Caroline (se mettant à pleurer) : je n’ai rien fait (se tournant vers moi) dagan je n’ai rien fait.


Dada lui criant dessus : tais-toi là-bas ! On t’a vu aller chez le vieux mécanicien avant-hier, malgré notre interdiction de l’approcher. Junior a dû te voir à l’œuvre vu que tu le traînes toujours avec toi.


Moi : dada ??


Dada : quoi dada ? Cette petite fille est trop gâtée, je ne sais même pas de qui elle tient.


Je soupire profondément et me passe la main dans mes tresses.


Moi : va, laisse-nous seule s’il te plaît. Je vais leur parler.


Dada : parle-leur bien sinon la prochaine fois, c’est à votre père que je vais rapporter les faits. Tu sais bien que lui n’ira pas de mains mortes avec eux.

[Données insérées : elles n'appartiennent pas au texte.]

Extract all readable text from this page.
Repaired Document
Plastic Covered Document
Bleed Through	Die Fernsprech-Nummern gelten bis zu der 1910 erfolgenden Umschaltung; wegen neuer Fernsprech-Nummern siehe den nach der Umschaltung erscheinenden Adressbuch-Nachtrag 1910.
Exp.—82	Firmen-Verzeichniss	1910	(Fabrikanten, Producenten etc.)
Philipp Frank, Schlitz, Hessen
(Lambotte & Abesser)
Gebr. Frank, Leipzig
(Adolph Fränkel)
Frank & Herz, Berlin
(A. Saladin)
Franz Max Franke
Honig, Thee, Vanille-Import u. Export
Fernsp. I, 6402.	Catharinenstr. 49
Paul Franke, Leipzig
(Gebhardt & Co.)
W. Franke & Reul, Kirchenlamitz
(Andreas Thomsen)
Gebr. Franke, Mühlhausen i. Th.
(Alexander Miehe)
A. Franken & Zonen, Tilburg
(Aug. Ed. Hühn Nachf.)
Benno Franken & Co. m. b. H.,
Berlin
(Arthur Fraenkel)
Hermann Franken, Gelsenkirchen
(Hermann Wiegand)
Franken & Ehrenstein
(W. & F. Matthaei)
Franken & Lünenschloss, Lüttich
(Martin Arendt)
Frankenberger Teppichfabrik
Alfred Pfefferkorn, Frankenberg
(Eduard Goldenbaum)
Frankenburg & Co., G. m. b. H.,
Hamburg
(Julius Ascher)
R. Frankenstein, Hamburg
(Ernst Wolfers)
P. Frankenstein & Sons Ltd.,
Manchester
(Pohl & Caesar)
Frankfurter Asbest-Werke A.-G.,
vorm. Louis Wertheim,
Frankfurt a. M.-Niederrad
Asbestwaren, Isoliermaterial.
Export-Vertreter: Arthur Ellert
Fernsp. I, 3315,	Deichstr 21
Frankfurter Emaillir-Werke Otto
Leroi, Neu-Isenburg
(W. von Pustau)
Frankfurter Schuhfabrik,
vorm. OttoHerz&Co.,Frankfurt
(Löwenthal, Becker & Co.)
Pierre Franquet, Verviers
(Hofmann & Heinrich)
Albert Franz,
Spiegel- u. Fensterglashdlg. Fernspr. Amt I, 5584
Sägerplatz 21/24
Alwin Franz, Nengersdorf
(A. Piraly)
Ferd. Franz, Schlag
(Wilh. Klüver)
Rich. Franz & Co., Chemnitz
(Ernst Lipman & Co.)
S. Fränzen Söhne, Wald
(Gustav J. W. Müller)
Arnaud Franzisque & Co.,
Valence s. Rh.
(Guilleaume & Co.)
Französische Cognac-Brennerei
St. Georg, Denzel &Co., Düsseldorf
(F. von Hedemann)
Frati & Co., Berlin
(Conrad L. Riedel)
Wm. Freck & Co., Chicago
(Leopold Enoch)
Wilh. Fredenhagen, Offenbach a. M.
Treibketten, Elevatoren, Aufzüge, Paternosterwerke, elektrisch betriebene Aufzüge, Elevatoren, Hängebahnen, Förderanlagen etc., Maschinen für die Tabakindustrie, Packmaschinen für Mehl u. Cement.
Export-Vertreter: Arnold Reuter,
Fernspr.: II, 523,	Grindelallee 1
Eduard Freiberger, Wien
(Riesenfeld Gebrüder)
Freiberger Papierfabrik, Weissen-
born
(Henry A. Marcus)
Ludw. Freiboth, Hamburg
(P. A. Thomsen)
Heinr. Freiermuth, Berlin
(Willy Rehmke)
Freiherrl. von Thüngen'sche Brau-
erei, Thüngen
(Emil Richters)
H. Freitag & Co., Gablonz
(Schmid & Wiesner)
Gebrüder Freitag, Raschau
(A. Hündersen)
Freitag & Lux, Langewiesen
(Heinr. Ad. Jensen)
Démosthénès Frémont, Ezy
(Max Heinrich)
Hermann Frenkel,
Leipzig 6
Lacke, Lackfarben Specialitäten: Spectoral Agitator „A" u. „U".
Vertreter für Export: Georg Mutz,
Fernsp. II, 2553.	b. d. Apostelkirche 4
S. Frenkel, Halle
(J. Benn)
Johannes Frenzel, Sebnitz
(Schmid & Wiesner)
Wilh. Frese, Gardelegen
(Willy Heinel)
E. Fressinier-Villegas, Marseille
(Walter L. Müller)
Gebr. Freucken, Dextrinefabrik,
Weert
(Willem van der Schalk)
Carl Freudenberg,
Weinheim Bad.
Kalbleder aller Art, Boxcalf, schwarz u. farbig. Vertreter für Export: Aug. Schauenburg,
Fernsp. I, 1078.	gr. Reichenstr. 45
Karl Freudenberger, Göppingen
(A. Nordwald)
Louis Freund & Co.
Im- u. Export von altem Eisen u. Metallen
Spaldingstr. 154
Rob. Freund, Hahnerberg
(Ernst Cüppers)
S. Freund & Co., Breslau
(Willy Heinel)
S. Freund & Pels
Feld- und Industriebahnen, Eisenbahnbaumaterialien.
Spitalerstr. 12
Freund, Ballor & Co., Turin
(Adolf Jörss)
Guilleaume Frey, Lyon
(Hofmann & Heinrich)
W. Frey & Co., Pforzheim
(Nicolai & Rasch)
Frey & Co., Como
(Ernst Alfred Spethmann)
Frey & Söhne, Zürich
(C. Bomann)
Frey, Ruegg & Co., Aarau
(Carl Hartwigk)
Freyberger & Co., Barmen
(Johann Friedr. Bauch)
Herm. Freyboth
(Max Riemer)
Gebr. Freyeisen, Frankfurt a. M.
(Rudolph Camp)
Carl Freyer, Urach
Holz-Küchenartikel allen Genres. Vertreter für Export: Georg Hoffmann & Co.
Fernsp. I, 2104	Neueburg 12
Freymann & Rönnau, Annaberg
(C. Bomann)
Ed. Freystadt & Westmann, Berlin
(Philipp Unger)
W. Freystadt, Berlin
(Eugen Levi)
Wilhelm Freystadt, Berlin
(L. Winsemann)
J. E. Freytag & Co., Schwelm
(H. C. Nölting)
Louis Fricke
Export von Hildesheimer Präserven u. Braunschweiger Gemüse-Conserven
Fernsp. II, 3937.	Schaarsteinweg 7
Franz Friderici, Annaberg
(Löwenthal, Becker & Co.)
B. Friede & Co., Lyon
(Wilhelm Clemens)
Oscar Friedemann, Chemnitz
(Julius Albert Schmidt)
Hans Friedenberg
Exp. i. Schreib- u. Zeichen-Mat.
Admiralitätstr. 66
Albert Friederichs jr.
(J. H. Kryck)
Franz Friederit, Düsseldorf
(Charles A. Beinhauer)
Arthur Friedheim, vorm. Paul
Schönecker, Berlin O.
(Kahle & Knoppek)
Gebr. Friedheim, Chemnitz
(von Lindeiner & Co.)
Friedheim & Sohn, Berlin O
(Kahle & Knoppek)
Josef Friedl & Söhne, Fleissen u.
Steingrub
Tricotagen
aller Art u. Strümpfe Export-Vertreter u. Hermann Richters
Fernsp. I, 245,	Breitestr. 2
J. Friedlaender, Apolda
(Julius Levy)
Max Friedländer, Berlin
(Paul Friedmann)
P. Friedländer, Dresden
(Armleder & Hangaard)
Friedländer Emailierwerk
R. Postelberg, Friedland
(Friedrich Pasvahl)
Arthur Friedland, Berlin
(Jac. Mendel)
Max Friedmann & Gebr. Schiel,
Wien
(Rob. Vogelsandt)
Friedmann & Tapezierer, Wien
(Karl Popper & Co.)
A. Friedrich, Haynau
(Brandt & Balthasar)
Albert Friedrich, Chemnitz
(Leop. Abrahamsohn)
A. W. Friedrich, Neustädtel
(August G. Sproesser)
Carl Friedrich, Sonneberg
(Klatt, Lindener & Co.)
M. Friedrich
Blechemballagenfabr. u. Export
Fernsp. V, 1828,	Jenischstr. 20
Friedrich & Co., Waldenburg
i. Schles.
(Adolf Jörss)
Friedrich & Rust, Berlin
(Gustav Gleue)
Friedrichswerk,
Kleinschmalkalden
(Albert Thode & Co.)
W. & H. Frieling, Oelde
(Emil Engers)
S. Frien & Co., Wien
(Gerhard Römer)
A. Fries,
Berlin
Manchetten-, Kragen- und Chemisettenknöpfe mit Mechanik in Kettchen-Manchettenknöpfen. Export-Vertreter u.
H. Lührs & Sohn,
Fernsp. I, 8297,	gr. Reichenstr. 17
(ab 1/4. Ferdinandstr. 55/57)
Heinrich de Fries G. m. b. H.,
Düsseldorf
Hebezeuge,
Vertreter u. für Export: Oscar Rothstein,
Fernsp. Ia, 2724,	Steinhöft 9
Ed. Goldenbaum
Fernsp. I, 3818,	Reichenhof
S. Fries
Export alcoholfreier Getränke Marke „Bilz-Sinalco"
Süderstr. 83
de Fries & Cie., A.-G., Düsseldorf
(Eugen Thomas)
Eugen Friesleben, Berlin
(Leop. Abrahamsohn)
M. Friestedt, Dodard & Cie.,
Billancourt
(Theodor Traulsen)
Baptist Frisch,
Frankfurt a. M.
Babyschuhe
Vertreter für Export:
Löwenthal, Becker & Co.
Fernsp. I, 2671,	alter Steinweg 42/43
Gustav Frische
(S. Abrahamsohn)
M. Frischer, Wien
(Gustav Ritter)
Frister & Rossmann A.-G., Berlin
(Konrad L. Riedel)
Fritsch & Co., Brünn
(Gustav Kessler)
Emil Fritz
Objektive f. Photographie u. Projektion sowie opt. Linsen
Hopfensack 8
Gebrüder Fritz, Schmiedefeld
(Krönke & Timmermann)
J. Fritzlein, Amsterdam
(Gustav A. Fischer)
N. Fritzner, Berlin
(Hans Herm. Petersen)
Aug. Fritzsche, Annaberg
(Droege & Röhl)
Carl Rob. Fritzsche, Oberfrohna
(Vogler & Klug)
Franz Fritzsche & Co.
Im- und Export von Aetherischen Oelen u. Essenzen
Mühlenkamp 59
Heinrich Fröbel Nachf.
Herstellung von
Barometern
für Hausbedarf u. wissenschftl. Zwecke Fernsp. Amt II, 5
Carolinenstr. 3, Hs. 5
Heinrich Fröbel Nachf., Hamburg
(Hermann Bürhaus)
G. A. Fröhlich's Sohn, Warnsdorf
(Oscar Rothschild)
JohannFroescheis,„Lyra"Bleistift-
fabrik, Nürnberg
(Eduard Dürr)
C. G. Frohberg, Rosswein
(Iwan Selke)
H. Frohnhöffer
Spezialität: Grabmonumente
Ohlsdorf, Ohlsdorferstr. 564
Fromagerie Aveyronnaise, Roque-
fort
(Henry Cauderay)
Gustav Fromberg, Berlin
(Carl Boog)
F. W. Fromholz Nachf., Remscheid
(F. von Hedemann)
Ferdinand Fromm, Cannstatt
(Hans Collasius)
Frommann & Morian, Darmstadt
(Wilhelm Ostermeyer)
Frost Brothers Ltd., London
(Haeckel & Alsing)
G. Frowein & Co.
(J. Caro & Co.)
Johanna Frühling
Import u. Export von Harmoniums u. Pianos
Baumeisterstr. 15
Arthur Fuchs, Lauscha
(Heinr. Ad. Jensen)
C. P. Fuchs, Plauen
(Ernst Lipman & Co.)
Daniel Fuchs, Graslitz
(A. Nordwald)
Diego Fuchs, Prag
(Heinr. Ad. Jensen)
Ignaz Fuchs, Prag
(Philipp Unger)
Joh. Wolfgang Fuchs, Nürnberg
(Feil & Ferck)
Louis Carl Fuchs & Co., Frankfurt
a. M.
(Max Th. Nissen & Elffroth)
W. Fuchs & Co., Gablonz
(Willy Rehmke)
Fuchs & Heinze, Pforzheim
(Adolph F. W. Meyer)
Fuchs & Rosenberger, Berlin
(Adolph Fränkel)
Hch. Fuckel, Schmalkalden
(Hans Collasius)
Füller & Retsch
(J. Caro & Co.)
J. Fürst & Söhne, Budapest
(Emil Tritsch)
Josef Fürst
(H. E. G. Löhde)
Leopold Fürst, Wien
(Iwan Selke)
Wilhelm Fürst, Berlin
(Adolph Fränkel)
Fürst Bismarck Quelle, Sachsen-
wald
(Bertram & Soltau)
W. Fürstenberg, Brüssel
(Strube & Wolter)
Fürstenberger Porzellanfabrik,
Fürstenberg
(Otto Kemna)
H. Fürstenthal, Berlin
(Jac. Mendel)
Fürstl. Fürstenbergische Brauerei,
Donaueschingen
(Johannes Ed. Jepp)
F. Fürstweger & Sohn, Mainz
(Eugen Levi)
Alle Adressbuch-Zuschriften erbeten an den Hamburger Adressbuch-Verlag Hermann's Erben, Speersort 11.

Moi sarcastique : ah, parce qu’il sait qu’il a des enfants ici ?


Elle me toise et tchipe avant de s’en aller. Elle est sur le point d’ouvrir la porte lorsque je suspends son geste.


Moi : tu diras à Fo-Yéma que la prochaine qu’il touchera aux petits, c’est la police qui viendra nous séparer.


Dada : tcchhrroumm tu lui diras toi-même.


Moi sur un ton de défi : ohh que je le ferai !!